This week's post is from the talented Laneshia Lamb! Laneshia and I instantly connected through a Writer's Group in Ashley Coleman's Write Laugh Dream after I read of her posts. Read that post here. I love how invested in self growth Laneshia is + I'm totally confident you guys will love her too! Here she is...
Resilient is such a strong + beautiful word until it describes what you need to be. Then it becomes a journey, seemingly out of reach. It’s like bathing suit season when you’ve been eating doughnuts all winter, or a clean house when you’ve done nothing all day. It literally becomes everything you want minus the work you don’t want to do to get there. And, why is the task so daunting, because we have to face ourselves. We have to face our failures, our insecurities + in a lot of cases our unanswered prayers.
I have found myself here before, usually after I have loved incredibly hard + for whatever reason a stop sign appears before my beating heart, with little to no time for me stop. As you can imagine, I crash, hard + my heart breaks. During this time I feel everything. The wind seems to be a little colder, the air a little drier, my commute a little longer + life in general bleaker. It’s easy to allow myself to be engulfed by everything that’s happening around me + at that point I want easy because life just became hard. I remember times when I did just that; I settled for the easy road. The results of my decision were buried emotions, unaddressed situations of my past, a gray hair or two + the overcompensation for my hurt. Not pretty. It wasn’t until I decided to take a long hard look at myself that I realized something wasn’t right. My paranoia, my inability to trust, the fact that I couldn’t relax, it all lead back to my choice of the easy road. I hadn’t dealt with anything but it sure was dealing with me.
Once I accepted that there was an issue, I started my path to Self Discovery. Along the way I found there were 5 consistencies amid by heartbreaks.
I accepted all of the blame for the heartbreak.
I internalized the heartbreak as an indication that something was wrong with me.
I allowed my mistrust for others to impact my ability to trust myself.
I gave up my power.
I made myself a victim, often times, unnecessarily.
| Accepted Blame | I accepted the blame, even if I hadn’t done anything wrong. I would take it as a means to hurry the reconciliation. This didn’t help the situation, even if it did lessen the time between heartbreak to makeup, because I wasn’t living in truth. The situation would always reoccur because I created a pattern of “acceptance” for unacceptable behavior.
| Internalization | I thought something was wrong with me, either I was too much of something or not enough.

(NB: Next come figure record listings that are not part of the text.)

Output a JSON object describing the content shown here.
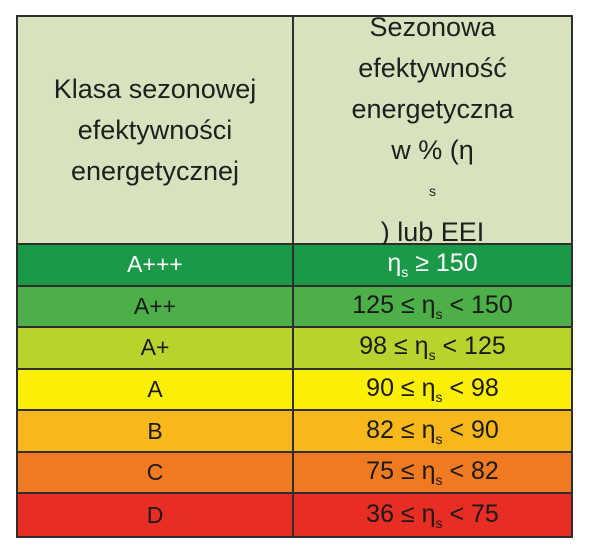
{
  "table": {
    "header": {
      "col1_lines": [
        "Klasa sezonowej",
        "efektywności",
        "energetycznej"
      ],
      "col2_lines": [
        "Sezonowa",
        "efektywność",
        "energetyczna"
      ],
      "col2_last": {
        "pre": "w % (η",
        "sub": "s",
        "post": ") lub EEI"
      }
    },
    "rows": [
      {
        "class": "A+++",
        "pre": "η",
        "sub": "s",
        "post": " ≥ 150",
        "bg": "#1a9a48",
        "fg": "#ffffff"
      },
      {
        "class": "A++",
        "pre": "125 ≤ η",
        "sub": "s",
        "post": " < 150",
        "bg": "#4caf48",
        "fg": "#1a1a1a"
      },
      {
        "class": "A+",
        "pre": "98 ≤ η",
        "sub": "s",
        "post": " < 125",
        "bg": "#b9d22e",
        "fg": "#1a1a1a"
      },
      {
        "class": "A",
        "pre": "90 ≤ η",
        "sub": "s",
        "post": " < 98",
        "bg": "#fbf003",
        "fg": "#1a1a1a"
      },
      {
        "class": "B",
        "pre": "82 ≤ η",
        "sub": "s",
        "post": " < 90",
        "bg": "#f8b81c",
        "fg": "#1a1a1a"
      },
      {
        "class": "C",
        "pre": "75 ≤ η",
        "sub": "s",
        "post": " < 82",
        "bg": "#f07a22",
        "fg": "#1a1a1a"
      },
      {
        "class": "D",
        "pre": "36 ≤ η",
        "sub": "s",
        "post": " < 75",
        "bg": "#e72d24",
        "fg": "#1a1a1a"
      }
    ]
  }
}
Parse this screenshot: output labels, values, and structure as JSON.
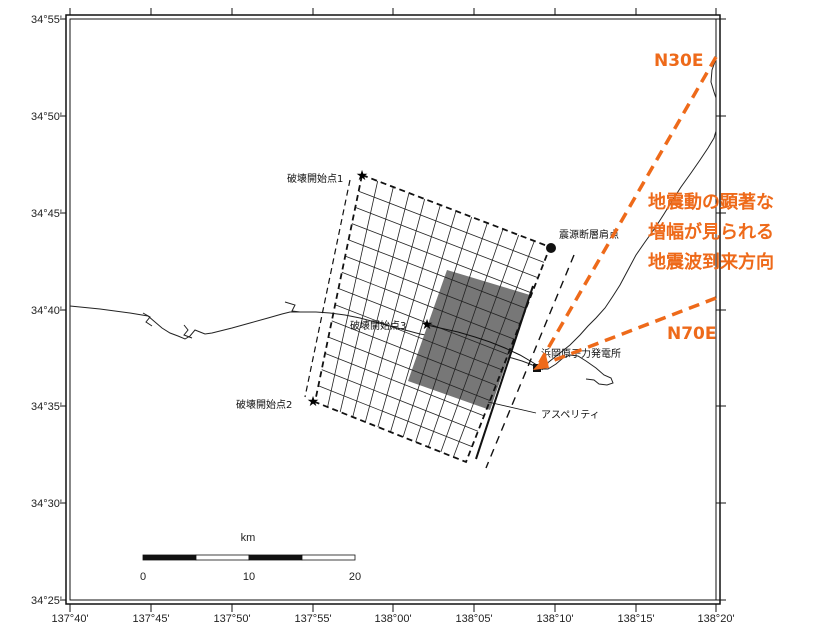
{
  "colors": {
    "accent": "#ee6a1a",
    "asperity": "#777777",
    "line": "#111111"
  },
  "axes": {
    "latitude_ticks": [
      "34°55'",
      "34°50'",
      "34°45'",
      "34°40'",
      "34°35'",
      "34°30'",
      "34°25'"
    ],
    "longitude_ticks": [
      "137°40'",
      "137°45'",
      "137°50'",
      "137°55'",
      "138°00'",
      "138°05'",
      "138°10'",
      "138°15'",
      "138°20'"
    ]
  },
  "labels": {
    "rupture_start_1": "破壊開始点1",
    "rupture_start_2": "破壊開始点2",
    "rupture_start_3": "破壊開始点3",
    "fault_top_point": "震源断層肩点",
    "plant": "浜岡原子力発電所",
    "asperity": "アスペリティ"
  },
  "annotation": {
    "direction_1": "N30E",
    "direction_2": "N70E",
    "text_lines": [
      "地震動の顕著な",
      "増幅が見られる",
      "地震波到来方向"
    ]
  },
  "scale_bar": {
    "unit": "km",
    "ticks": [
      "0",
      "10",
      "20"
    ]
  }
}
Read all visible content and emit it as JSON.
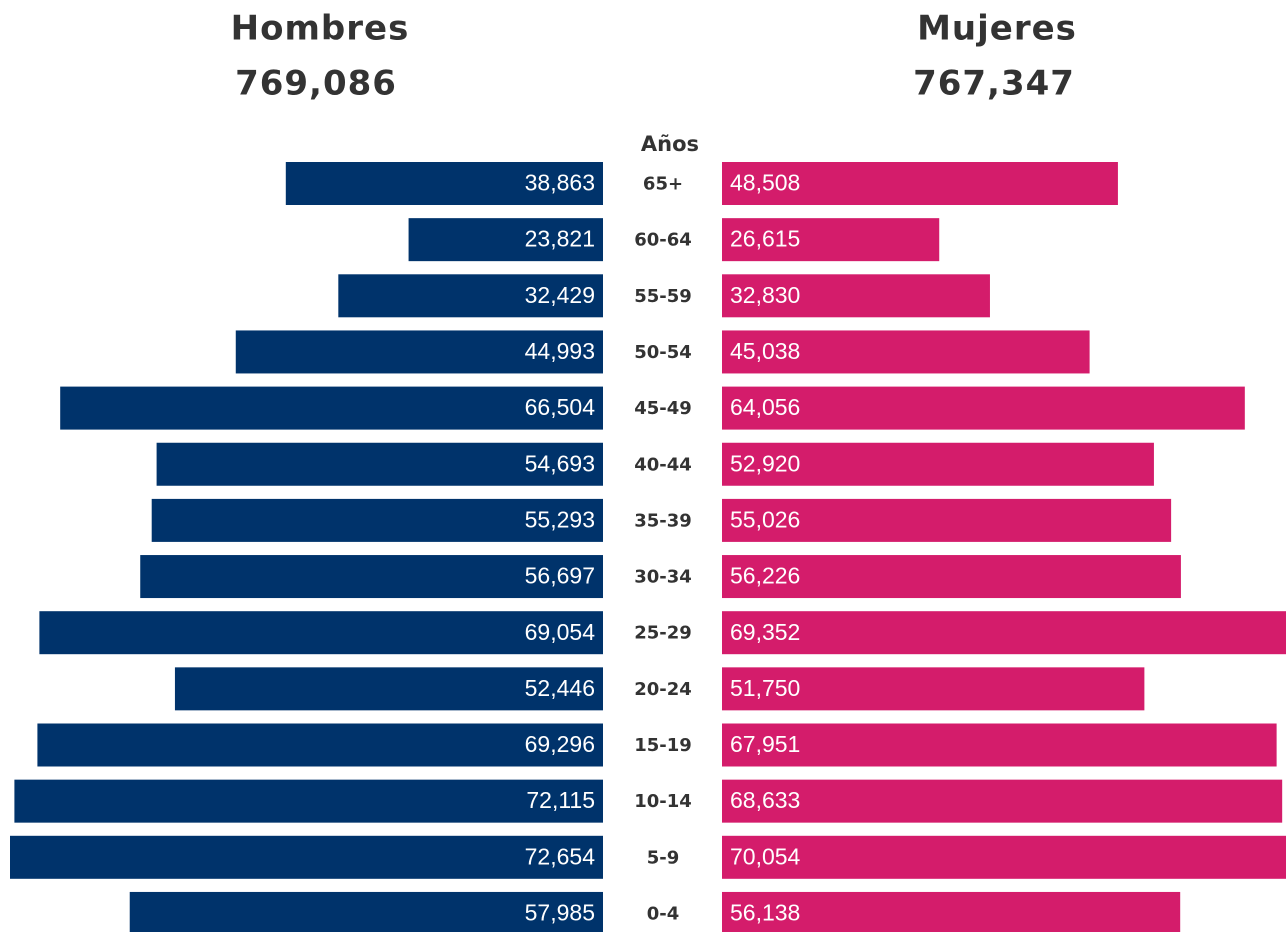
{
  "chart_data": {
    "type": "population-pyramid",
    "category_label": "Años",
    "categories": [
      "65+",
      "60-64",
      "55-59",
      "50-54",
      "45-49",
      "40-44",
      "35-39",
      "30-34",
      "25-29",
      "20-24",
      "15-19",
      "10-14",
      "5-9",
      "0-4"
    ],
    "series": [
      {
        "name": "Hombres",
        "color": "#00336b",
        "total": 769086,
        "total_label": "769,086",
        "values": [
          38863,
          23821,
          32429,
          44993,
          66504,
          54693,
          55293,
          56697,
          69054,
          52446,
          69296,
          72115,
          72654,
          57985
        ],
        "value_labels": [
          "38,863",
          "23,821",
          "32,429",
          "44,993",
          "66,504",
          "54,693",
          "55,293",
          "56,697",
          "69,054",
          "52,446",
          "69,296",
          "72,115",
          "72,654",
          "57,985"
        ]
      },
      {
        "name": "Mujeres",
        "color": "#d41c6b",
        "total": 767347,
        "total_label": "767,347",
        "values": [
          48508,
          26615,
          32830,
          45038,
          64056,
          52920,
          55026,
          56226,
          69352,
          51750,
          67951,
          68633,
          70054,
          56138
        ],
        "value_labels": [
          "48,508",
          "26,615",
          "32,830",
          "45,038",
          "64,056",
          "52,920",
          "55,026",
          "56,226",
          "69,352",
          "51,750",
          "67,951",
          "68,633",
          "70,054",
          "56,138"
        ]
      }
    ]
  }
}
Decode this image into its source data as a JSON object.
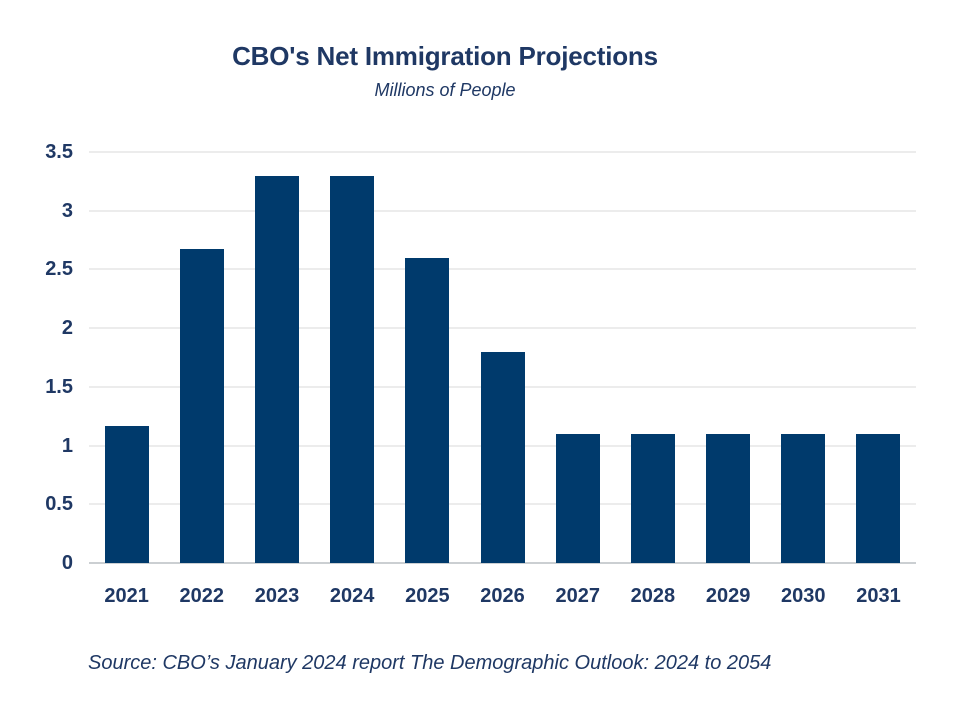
{
  "chart_data": {
    "type": "bar",
    "title": "CBO's Net Immigration Projections",
    "subtitle": "Millions of People",
    "categories": [
      "2021",
      "2022",
      "2023",
      "2024",
      "2025",
      "2026",
      "2027",
      "2028",
      "2029",
      "2030",
      "2031"
    ],
    "values": [
      1.17,
      2.67,
      3.3,
      3.3,
      2.6,
      1.8,
      1.1,
      1.1,
      1.1,
      1.1,
      1.1
    ],
    "xlabel": "",
    "ylabel": "",
    "ylim": [
      0,
      3.5
    ],
    "ytick_labels": [
      "0",
      "0.5",
      "1",
      "1.5",
      "2",
      "2.5",
      "3",
      "3.5"
    ],
    "grid": true,
    "legend": false,
    "legend_position": "none",
    "source": "Source: CBO’s January 2024 report The Demographic Outlook: 2024 to 2054",
    "colors": {
      "bar": "#003A6C",
      "text": "#1F3864",
      "gridline": "#D9D9D9",
      "baseline": "#CBCFD2",
      "background": "#FFFFFF"
    }
  }
}
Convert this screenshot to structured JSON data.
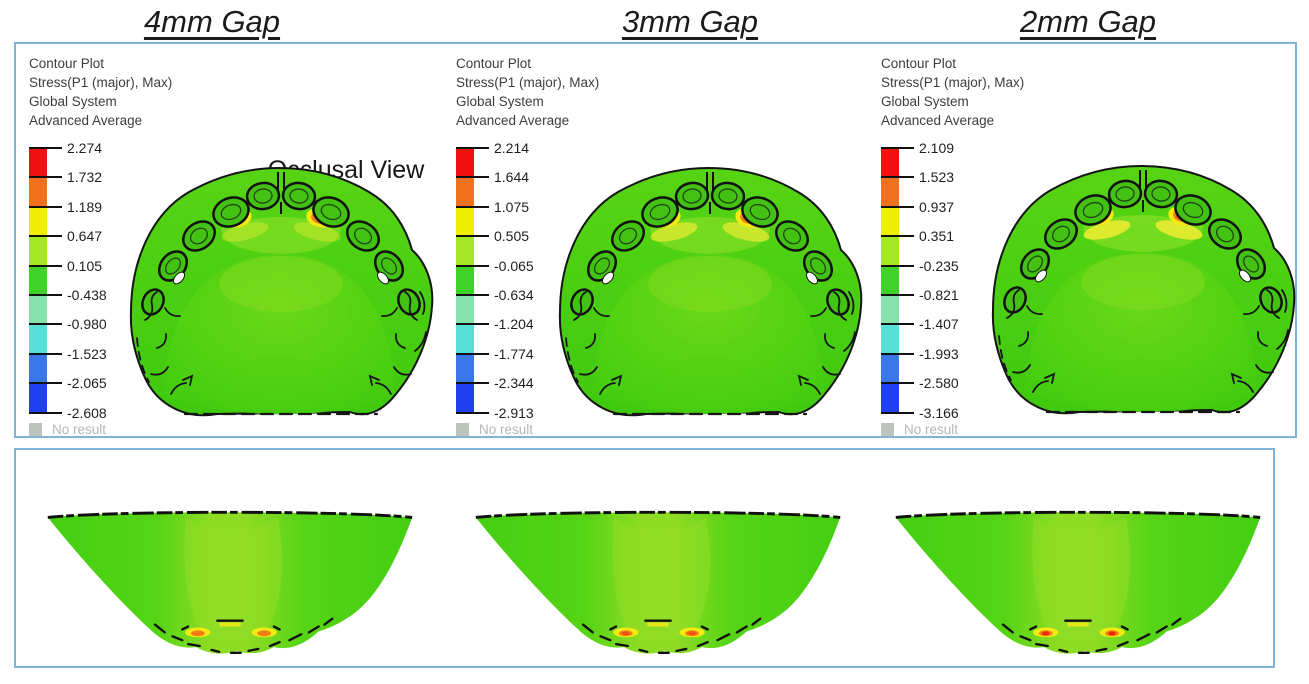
{
  "figure": {
    "titles": [
      "4mm Gap",
      "3mm Gap",
      "2mm Gap"
    ],
    "view_label": "Occlusal View"
  },
  "colors": {
    "frame_border": "#7fb3da",
    "title_text": "#1b1b1b",
    "legend_text": "#3d3d3d",
    "legend_bands": [
      "#f01010",
      "#f2711f",
      "#eeee02",
      "#a4e722",
      "#3fd32a",
      "#86e3ab",
      "#57e0d8",
      "#3a77e8",
      "#2040f0"
    ],
    "no_result_swatch": "#bdc3bd",
    "no_result_text": "#b5b5b5",
    "model_green": "#4ccf10",
    "model_highlight": "#8edc24",
    "stress_yellow": "#f2ea10",
    "stress_orange": "#f08018"
  },
  "panels": [
    {
      "gap_label": "4mm Gap",
      "header_lines": [
        "Contour Plot",
        "Stress(P1 (major), Max)",
        "Global System",
        "Advanced Average"
      ],
      "legend_values": [
        "2.274",
        "1.732",
        "1.189",
        "0.647",
        "0.105",
        "-0.438",
        "-0.980",
        "-1.523",
        "-2.065",
        "-2.608"
      ],
      "no_result_label": "No result",
      "hotspot": {
        "core_color": "#f07d14",
        "streak_opacity": "0.45"
      }
    },
    {
      "gap_label": "3mm Gap",
      "header_lines": [
        "Contour Plot",
        "Stress(P1 (major), Max)",
        "Global System",
        "Advanced Average"
      ],
      "legend_values": [
        "2.214",
        "1.644",
        "1.075",
        "0.505",
        "-0.065",
        "-0.634",
        "-1.204",
        "-1.774",
        "-2.344",
        "-2.913"
      ],
      "no_result_label": "No result",
      "hotspot": {
        "core_color": "#ee5210",
        "streak_opacity": "0.8"
      }
    },
    {
      "gap_label": "2mm Gap",
      "header_lines": [
        "Contour Plot",
        "Stress(P1 (major), Max)",
        "Global System",
        "Advanced Average"
      ],
      "legend_values": [
        "2.109",
        "1.523",
        "0.937",
        "0.351",
        "-0.235",
        "-0.821",
        "-1.407",
        "-1.993",
        "-2.580",
        "-3.166"
      ],
      "no_result_label": "No result",
      "hotspot": {
        "core_color": "#ea2c0c",
        "streak_opacity": "1"
      }
    }
  ],
  "chart_data": [
    {
      "type": "heatmap",
      "title": "4mm Gap",
      "view_top_row": "Occlusal View",
      "quantity": "Stress(P1 (major), Max)",
      "coordinate_system": "Global System",
      "averaging": "Advanced Average",
      "legend_ticks": [
        2.274,
        1.732,
        1.189,
        0.647,
        0.105,
        -0.438,
        -0.98,
        -1.523,
        -2.065,
        -2.608
      ],
      "legend_range": [
        -2.608,
        2.274
      ],
      "legend_band_colors": [
        "#f01010",
        "#f2711f",
        "#eeee02",
        "#a4e722",
        "#3fd32a",
        "#86e3ab",
        "#57e0d8",
        "#3a77e8",
        "#2040f0"
      ],
      "no_result_entry": "No result"
    },
    {
      "type": "heatmap",
      "title": "3mm Gap",
      "view_top_row": "Occlusal View",
      "quantity": "Stress(P1 (major), Max)",
      "coordinate_system": "Global System",
      "averaging": "Advanced Average",
      "legend_ticks": [
        2.214,
        1.644,
        1.075,
        0.505,
        -0.065,
        -0.634,
        -1.204,
        -1.774,
        -2.344,
        -2.913
      ],
      "legend_range": [
        -2.913,
        2.214
      ],
      "legend_band_colors": [
        "#f01010",
        "#f2711f",
        "#eeee02",
        "#a4e722",
        "#3fd32a",
        "#86e3ab",
        "#57e0d8",
        "#3a77e8",
        "#2040f0"
      ],
      "no_result_entry": "No result"
    },
    {
      "type": "heatmap",
      "title": "2mm Gap",
      "view_top_row": "Occlusal View",
      "quantity": "Stress(P1 (major), Max)",
      "coordinate_system": "Global System",
      "averaging": "Advanced Average",
      "legend_ticks": [
        2.109,
        1.523,
        0.937,
        0.351,
        -0.235,
        -0.821,
        -1.407,
        -1.993,
        -2.58,
        -3.166
      ],
      "legend_range": [
        -3.166,
        2.109
      ],
      "legend_band_colors": [
        "#f01010",
        "#f2711f",
        "#eeee02",
        "#a4e722",
        "#3fd32a",
        "#86e3ab",
        "#57e0d8",
        "#3a77e8",
        "#2040f0"
      ],
      "no_result_entry": "No result"
    }
  ]
}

This is never good because you go into future relationships trying to change who you are as a result of how you feel another viewed you, who you aren’t even with. I had to learn to just let it go, we didn’t work + that’s fine. Another’s inability to see my light should never affect how bright it shines.
| Self Trust | I had chosen to love someone who didn’t return the love the way I needed them to, obviously something was wrong with my decision making skills, right? That’s what I thought. Not realizing that in a lot of cases we can’t control who we develop feelings for + we control even less what they choose to do while they have our feelings.
| My Power | I allowed myself to shrink after heartbreak. I would shy away from my emotions + my sensitivity, thinking that “being hard” would make love easier. It didn’t. I was made soft + emotion-filled for a reason, just because a relationship failed doesn’t mean I needed to change what made me, me. That was my power + mine alone.
| Victim | I took my baggage with me, making myself a victim in unwarranted situations. I was paranoid + attempting to avoid hurt at all cost. At the time it didn’t matter that the cost was literally my sanity. I ended creating arguments that were really about how I felt in a previous relationship; my feelings had nothing to do with where I was. I was an unnecessary victim.
Coming to terms with how I responded after heartbreak was essential to my recovery + my ability to be resilient. I needed to go through the process of self discovery in order to (1) repair, (2) rebuild + (3) reform. Facing yourself head on after heartbreak is difficult but it’s essential. Otherwise, it’s like an infection that hasn’t been treated. It will spread until it infects everything.
Take the time to love on yourself after the storm; there is a rainbow on the other side.